Questo è un problema sia per i grandi che per i piccoli e tutti loro avrebbero bisogno di fare più attività all’aperto, nella natura. I grandi poi hanno maggiore bisogno di sfogare fisicamente la loro energia e per loro servirebbe anche attività fisica strutturata e poter praticare dello sport.

Avrebbero poi bisogno, dopo la fine dei centri estivi, di esser impegnati anche ad agosto (e tendenzialmente anche a settembre per quanti decideranno di non iscriversi a scuola) in quanto le madri avranno comunque bisogno di tempo per loro (es. lavoro) e i ragazzi di svago fuori casa. A titolo di esempio, ci racconta di una signora ucraina di cui ha sentito parlare (ma di cui non ha conoscenza diretta) che mette a disposizione, a proprie spese, un pulmino che partendo da Termini porta i ragazzi al mare.

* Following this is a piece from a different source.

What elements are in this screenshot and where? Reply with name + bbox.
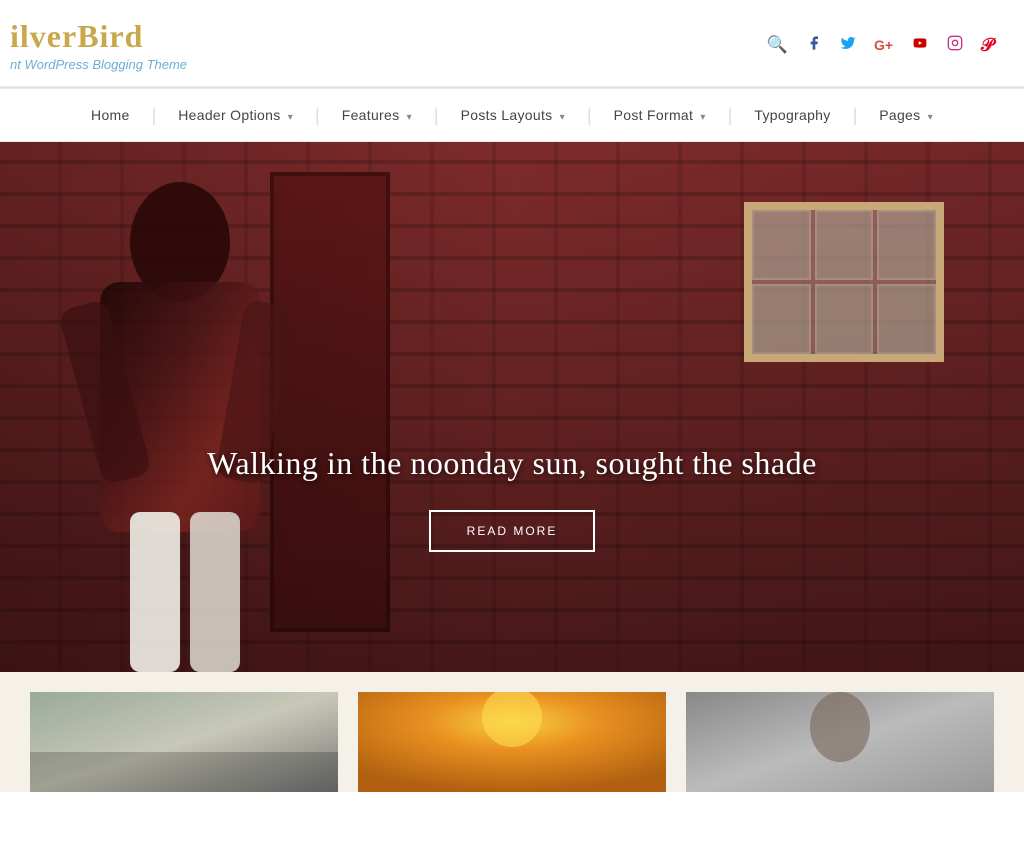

Da un punto di vista emotivo, la maggior parte dei bambini avverte la mancanza del papà lontano e condivide una preoccupazione di fondo per l’incolumità di chi è rimasto nel paese. Tale preoccupazione è largamente diffusa ma resta tuttavia inespressa e difficilmente viene verbalizzata, anche alla mediatrice.
Per questo Olga ravvisa la necessità di ascolto e comprensione ed ipotizza un sostegno di tipo psicologico ed emotivo per tutti loro, quantomeno uno spazio protetto in cui potersi aprire e confidare ad una figura di rifermento di cui si ha fiducia i propri timori e le proprie paure. La mediatrice gode della fiducia dei bambini e, in teoria, potrebbe essere quel tipo di figura ma dovrebbe avere a disposizione uno spazio strutturato in cui poterli incontrare ed ascoltare singolarmente, in un rapporto di uno ad uno.

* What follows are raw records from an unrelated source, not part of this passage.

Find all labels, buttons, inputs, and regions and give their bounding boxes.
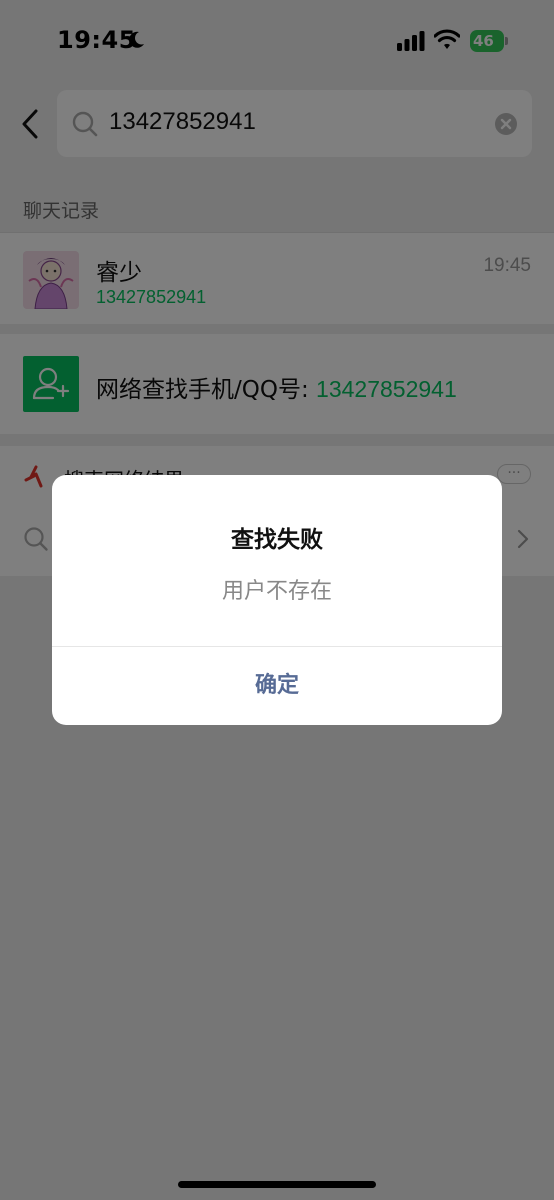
dialog-message: 用户不存在 — [221, 579, 332, 604]
dialog-title: 查找失败 — [231, 527, 323, 553]
alert-dialog: 查找失败 用户不存在 确定 — [52, 475, 502, 725]
home-indicator[interactable] — [178, 1181, 376, 1188]
confirm-button[interactable]: 确定 — [52, 647, 502, 725]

Anche secondo lei, poi, proprio come per Giulia, i bambini italiani ed ucraini partecipanti ai centri estivi dovrebbero mescolarsi di più e fare attività comuni fin dal primo momento. Per quanto riguarda infine le prospettive future, Olga riferisce che ad oggi solo una bambina si è iscritta all’anno scolastico 2022-23: tutti gli altri, o meglio i loro genitori, non ne vedono la necessità in quanto si aspettano di tornare a casa a breve o quanto meno di far partecipare i loro figli da remoto alla DAD organizzata dalla scuola ucraina.

Da queste lezioni apprese, insomma, possiamo trarre preziose indicazioni metodologiche sul ruolo della scuola e della sua centralità nei processi di socializzazione tra bambini anche in frangenti così drammatici.